Graham Hancock – FINGERPRINTS OF THE GODS





                   Chapter 51


                   The Hammer and the Pendulum


                   Although beyond the scope of this  book, a detailed exposition of the
                   earth-crust displacement theory is to be found  in Rand and Rose Flem-
                   Ath’s When the Sky Fell (published by Stoddart, Canada, 1995).
                     As noted, this geological theory was formulated by Professor Charles
                   Hapgood and supported by Albert Einstein. In brief, what it suggests is a
                   complete slippage of our planet’s thirty-mile-thick lithosphere over its
                   nearly 8000-mile-thick central core, forcing large parts of the western
                   hemisphere southward towards the equator and thence towards the
                   Antarctic Circle.
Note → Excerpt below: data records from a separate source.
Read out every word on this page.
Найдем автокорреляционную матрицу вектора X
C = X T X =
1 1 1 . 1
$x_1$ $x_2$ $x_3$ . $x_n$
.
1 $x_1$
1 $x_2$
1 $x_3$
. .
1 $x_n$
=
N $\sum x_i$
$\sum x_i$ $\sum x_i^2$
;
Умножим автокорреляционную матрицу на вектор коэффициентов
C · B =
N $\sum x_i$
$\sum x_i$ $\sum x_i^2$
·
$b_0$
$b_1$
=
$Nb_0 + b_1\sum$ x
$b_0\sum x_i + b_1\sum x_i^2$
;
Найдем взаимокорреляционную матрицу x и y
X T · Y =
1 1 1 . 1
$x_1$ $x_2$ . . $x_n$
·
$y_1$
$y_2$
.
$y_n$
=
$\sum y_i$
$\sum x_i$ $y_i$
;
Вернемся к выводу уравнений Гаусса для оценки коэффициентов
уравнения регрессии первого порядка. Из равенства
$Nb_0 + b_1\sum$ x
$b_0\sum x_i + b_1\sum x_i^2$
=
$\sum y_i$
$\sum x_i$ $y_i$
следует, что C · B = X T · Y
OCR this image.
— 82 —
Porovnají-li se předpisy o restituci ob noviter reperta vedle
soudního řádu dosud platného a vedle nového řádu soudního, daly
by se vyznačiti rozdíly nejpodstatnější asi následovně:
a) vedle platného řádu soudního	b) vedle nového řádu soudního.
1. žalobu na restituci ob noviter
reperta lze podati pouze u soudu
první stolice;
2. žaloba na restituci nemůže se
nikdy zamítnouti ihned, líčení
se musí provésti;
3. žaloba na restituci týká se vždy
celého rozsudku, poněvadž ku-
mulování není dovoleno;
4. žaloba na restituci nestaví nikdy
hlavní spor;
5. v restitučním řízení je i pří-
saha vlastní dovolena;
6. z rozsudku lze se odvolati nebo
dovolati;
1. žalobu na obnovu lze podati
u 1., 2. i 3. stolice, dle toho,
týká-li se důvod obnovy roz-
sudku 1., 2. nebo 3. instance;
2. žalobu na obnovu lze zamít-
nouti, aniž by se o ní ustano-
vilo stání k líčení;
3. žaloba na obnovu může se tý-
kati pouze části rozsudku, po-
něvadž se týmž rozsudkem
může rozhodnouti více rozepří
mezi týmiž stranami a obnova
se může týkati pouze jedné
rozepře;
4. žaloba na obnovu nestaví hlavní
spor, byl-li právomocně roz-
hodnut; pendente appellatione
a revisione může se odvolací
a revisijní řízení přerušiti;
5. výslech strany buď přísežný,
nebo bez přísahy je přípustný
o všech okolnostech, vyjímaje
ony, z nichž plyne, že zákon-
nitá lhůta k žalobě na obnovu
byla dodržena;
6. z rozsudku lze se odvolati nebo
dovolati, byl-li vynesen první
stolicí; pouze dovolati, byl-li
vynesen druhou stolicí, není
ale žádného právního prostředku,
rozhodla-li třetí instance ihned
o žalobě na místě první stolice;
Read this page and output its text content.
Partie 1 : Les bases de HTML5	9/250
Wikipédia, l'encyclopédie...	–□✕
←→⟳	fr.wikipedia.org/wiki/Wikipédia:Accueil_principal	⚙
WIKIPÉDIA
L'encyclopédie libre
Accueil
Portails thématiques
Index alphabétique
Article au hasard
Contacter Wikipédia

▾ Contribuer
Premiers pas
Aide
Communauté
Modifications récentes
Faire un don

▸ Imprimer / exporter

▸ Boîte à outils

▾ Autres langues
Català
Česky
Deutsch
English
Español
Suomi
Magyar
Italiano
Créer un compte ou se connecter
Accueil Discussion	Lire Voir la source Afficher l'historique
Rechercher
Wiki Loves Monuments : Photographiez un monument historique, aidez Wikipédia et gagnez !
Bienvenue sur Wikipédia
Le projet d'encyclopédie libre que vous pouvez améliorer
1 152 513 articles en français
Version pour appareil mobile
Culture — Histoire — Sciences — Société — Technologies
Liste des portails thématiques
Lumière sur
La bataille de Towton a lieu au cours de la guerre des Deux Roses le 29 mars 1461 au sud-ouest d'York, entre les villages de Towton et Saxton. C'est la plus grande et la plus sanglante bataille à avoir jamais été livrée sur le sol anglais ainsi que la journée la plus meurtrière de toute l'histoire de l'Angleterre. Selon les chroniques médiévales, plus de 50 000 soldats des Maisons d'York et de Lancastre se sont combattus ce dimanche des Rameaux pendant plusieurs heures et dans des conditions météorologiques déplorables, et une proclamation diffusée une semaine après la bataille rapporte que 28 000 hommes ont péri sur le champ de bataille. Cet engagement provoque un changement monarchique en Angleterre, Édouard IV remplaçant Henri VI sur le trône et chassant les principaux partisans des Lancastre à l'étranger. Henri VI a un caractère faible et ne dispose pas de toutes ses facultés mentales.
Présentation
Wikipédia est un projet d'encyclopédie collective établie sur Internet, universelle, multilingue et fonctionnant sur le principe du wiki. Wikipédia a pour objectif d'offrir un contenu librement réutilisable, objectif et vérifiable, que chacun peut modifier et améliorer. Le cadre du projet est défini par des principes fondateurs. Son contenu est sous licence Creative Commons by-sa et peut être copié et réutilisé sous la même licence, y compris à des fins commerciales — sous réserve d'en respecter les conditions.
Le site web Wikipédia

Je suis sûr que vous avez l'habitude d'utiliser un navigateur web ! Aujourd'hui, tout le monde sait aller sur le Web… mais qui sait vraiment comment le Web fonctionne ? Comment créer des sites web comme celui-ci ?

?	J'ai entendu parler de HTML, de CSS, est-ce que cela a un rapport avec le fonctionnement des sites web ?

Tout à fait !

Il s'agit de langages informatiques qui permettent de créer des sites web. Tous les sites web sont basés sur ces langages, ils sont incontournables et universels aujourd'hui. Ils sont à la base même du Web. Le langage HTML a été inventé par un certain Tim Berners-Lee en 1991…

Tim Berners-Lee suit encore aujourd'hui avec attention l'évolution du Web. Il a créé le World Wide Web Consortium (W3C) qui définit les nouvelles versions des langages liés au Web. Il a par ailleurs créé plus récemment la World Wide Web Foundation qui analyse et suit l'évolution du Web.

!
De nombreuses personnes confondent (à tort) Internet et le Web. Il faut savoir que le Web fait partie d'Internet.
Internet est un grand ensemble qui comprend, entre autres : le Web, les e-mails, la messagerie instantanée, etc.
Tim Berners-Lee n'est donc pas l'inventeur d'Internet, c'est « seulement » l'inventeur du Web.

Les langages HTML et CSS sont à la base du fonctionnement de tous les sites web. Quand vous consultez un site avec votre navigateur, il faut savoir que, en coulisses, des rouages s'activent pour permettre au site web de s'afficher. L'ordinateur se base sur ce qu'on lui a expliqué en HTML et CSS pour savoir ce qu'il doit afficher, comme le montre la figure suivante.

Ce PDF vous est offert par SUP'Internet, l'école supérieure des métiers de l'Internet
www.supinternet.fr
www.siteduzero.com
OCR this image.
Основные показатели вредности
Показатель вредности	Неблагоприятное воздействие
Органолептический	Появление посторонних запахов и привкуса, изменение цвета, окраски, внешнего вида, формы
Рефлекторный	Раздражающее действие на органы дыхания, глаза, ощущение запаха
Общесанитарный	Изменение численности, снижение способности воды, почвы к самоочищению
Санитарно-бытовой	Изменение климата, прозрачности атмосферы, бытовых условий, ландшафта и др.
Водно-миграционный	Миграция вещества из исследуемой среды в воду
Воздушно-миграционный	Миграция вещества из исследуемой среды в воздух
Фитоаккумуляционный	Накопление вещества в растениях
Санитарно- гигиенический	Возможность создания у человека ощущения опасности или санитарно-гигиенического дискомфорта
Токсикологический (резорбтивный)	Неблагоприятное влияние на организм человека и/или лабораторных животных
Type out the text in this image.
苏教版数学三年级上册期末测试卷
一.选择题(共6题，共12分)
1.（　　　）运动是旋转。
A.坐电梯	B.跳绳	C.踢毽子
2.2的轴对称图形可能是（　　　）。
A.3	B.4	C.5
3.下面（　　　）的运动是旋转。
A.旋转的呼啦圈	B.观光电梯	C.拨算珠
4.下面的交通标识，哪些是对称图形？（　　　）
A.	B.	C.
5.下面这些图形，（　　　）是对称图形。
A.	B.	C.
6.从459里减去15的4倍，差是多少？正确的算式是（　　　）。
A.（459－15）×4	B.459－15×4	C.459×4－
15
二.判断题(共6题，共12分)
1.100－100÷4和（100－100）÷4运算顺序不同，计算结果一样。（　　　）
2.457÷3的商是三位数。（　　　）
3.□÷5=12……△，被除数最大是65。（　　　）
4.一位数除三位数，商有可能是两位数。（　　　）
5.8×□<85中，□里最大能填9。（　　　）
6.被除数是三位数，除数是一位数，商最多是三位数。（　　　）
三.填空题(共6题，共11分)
This movement is not seen as taking place along a due
                   north-south meridian but on a swivelling course—pivoting, as it were,
                   around the central plains of what is now the United States. The result is
                   that the north-eastern segment of North America (in which the North Pole
                   was formerly located in Hudson’s Bay) is dragged southwards out of the
                   Arctic Circle and into more temperate latitudes while at the same time the
                   north-western segment (Alaska and the Yukon) swivels northwards into
                   the Arctic Circle along with large parts of northern Siberia.
                     In the southern hemisphere, Hapgood’s model shows the landmass that
                   we now call Antarctica, much of which was previously at temperate or
                   even warm latitudes, being shifted  in its entirety  inside the Antarctic
                   Circle. The overall movement is seen as having been in the region of 30
                   degrees (approximately 2000 miles) and as having been concentrated, in
                   the main, between the years 14,500 BC and 12,500 BC—but with massive
                   aftershocks on a planetary scale continuing at widely-separated intervals
                   down to about 9500 BC.